Treat-and-extend may lead to better AMD results
Treating neovascular age-related macular degeneration (nAMD) patients with anti-vascular endothelial growth factor (anti-VEGF) ranibizumab (Lucentis, Genentech) on a monthly regimen has produced “great results” in clinical trials, said Prof. Mark C. Gillies, MBBS, PhD. “But what happens after that and what happens in real world practice?”
Dr. Gillies pointed out that early results have not been promising, with almost all eyes developing macular atrophy, and losing vision compared to baseline over the long term. He said that starting treatment earlier is better, adding to the growing literature on the topic.
“We know that atrophy is natural part of the disease,” said Dr. Gillies of the University of Sydney, Australia. “All patients will get it if they live long enough, but we also know from the Comparison of AMD Treatment Trial (CATT) and The UK Inhibition of VEGF in Age-related choroidal Neovascularization (IVAN) studies that the eyes that were treated frequently in these studies had a greater incidence of development of new macular atrophy.”

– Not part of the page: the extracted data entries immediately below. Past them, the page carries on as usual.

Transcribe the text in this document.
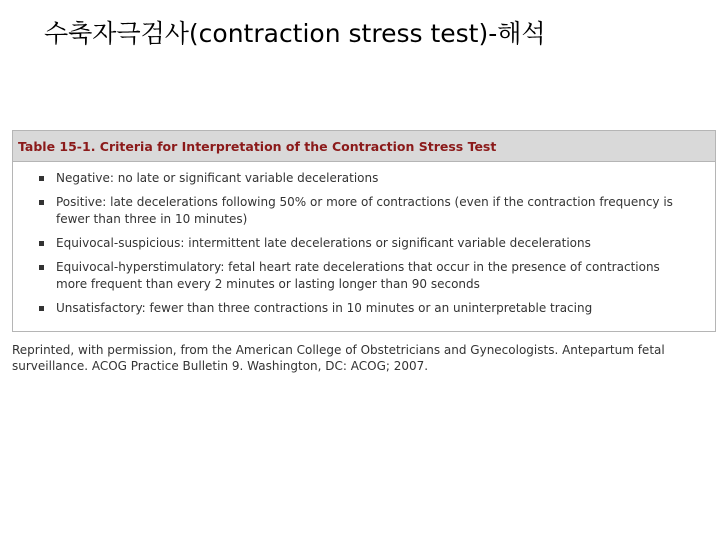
수축자극검사(contraction stress test)-해석
Table 15-1. Criteria for Interpretation of the Contraction Stress Test
Negative: no late or significant variable decelerations
Positive: late decelerations following 50% or more of contractions (even if the contraction frequency is fewer than three in 10 minutes)
Equivocal-suspicious: intermittent late decelerations or significant variable decelerations
Equivocal-hyperstimulatory: fetal heart rate decelerations that occur in the presence of contractions more frequent than every 2 minutes or lasting longer than 90 seconds
Unsatisfactory: fewer than three contractions in 10 minutes or an uninterpretable tracing
Reprinted, with permission, from the American College of Obstetricians and Gynecologists. Antepartum fetal surveillance. ACOG Practice Bulletin 9. Washington, DC: ACOG; 2007.
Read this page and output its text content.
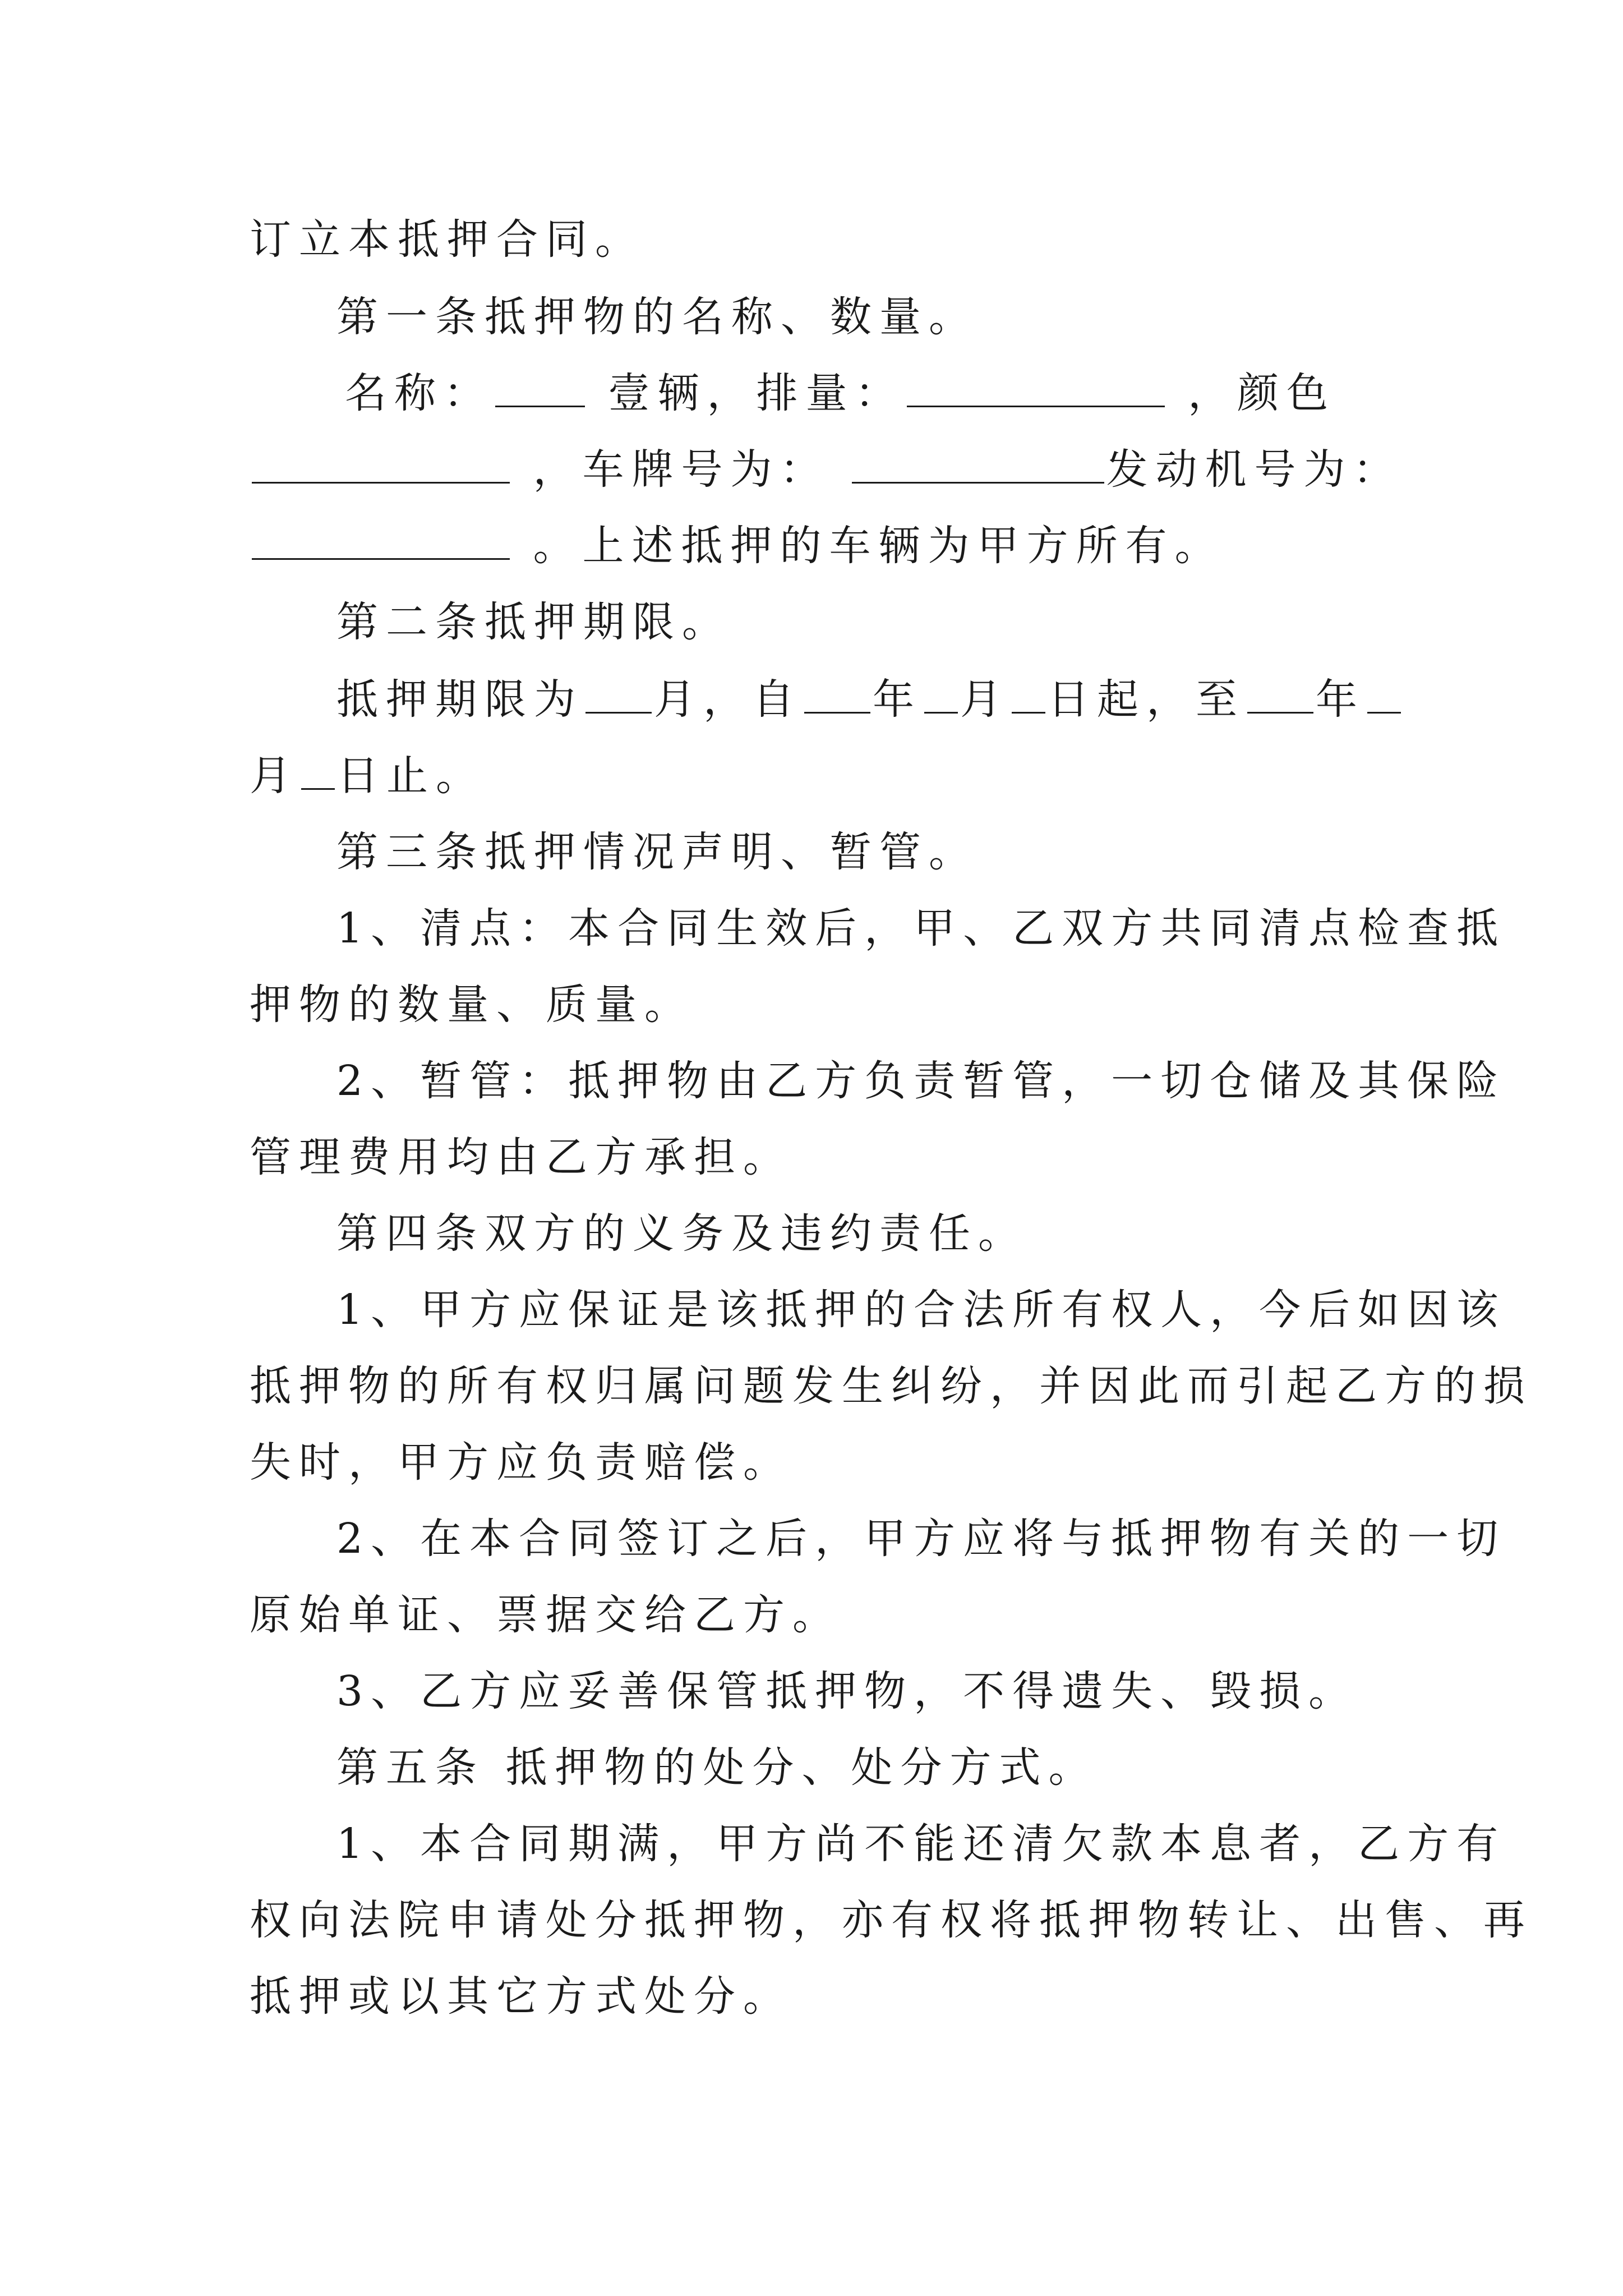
订立本抵押合同。
第一条抵押物的名称、数量。
名称：	壹辆，排量：	，颜色
，车牌号为：	发动机号为：
。上述抵押的车辆为甲方所有。
第二条抵押期限。
抵押期限为 月，自 年 月 日起，至 年
月 日止。
第三条抵押情况声明、暂管。
1、清点：本合同生效后，甲、乙双方共同清点检查抵
押物的数量、质量。
2、暂管：抵押物由乙方负责暂管，一切仓储及其保险
管理费用均由乙方承担。
第四条双方的义务及违约责任。
1、甲方应保证是该抵押的合法所有权人，今后如因该
抵押物的所有权归属问题发生纠纷，并因此而引起乙方的损
失时，甲方应负责赔偿。
2、在本合同签订之后，甲方应将与抵押物有关的一切
原始单证、票据交给乙方。
3、乙方应妥善保管抵押物，不得遗失、毁损。
第五条 抵押物的处分、处分方式。
1、本合同期满，甲方尚不能还清欠款本息者，乙方有
权向法院申请处分抵押物，亦有权将抵押物转让、出售、再
抵押或以其它方式处分。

The Fight Retinal Blindness! (FRB) database identified 1,212 eyes of 1,048 patients who were treatment-naïve when they started 5 years previously and were treated in Australia, New Zealand, and Switzerland, predominantly with ranibizumab, but a few were treated with bevacizumab. By year 5, data was available on 549 eyes, and by year 7, data was available on 131 eyes.
The shorter long-term outcomes were positive, with the mean visual acuity gain after 5 years at 0.7 ETDRS letters, with 43% of the eyes having a visual acuity of at least 70 letters or better. However, vision did wane with time, mimicking the decline in effect from other long-term studies.
After 7 years, the FRB cohort had lost 2.8 letters, which compares favorably to the SEVEN-UP extension study which reported an overall 8.6-letter decline over an average 7.3 years of follow-up. In the CATT analysis, the overall loss of letters at 5 years was 3.3, Dr. Gillies said.
“We also found that the eyes that started with good vision didn’t improve but they retained good vision,” Dr. Gillies said. “Whereas eyes that had poor vision at baseline (35 letters or worse) had good improvements but they still couldn't see very well.”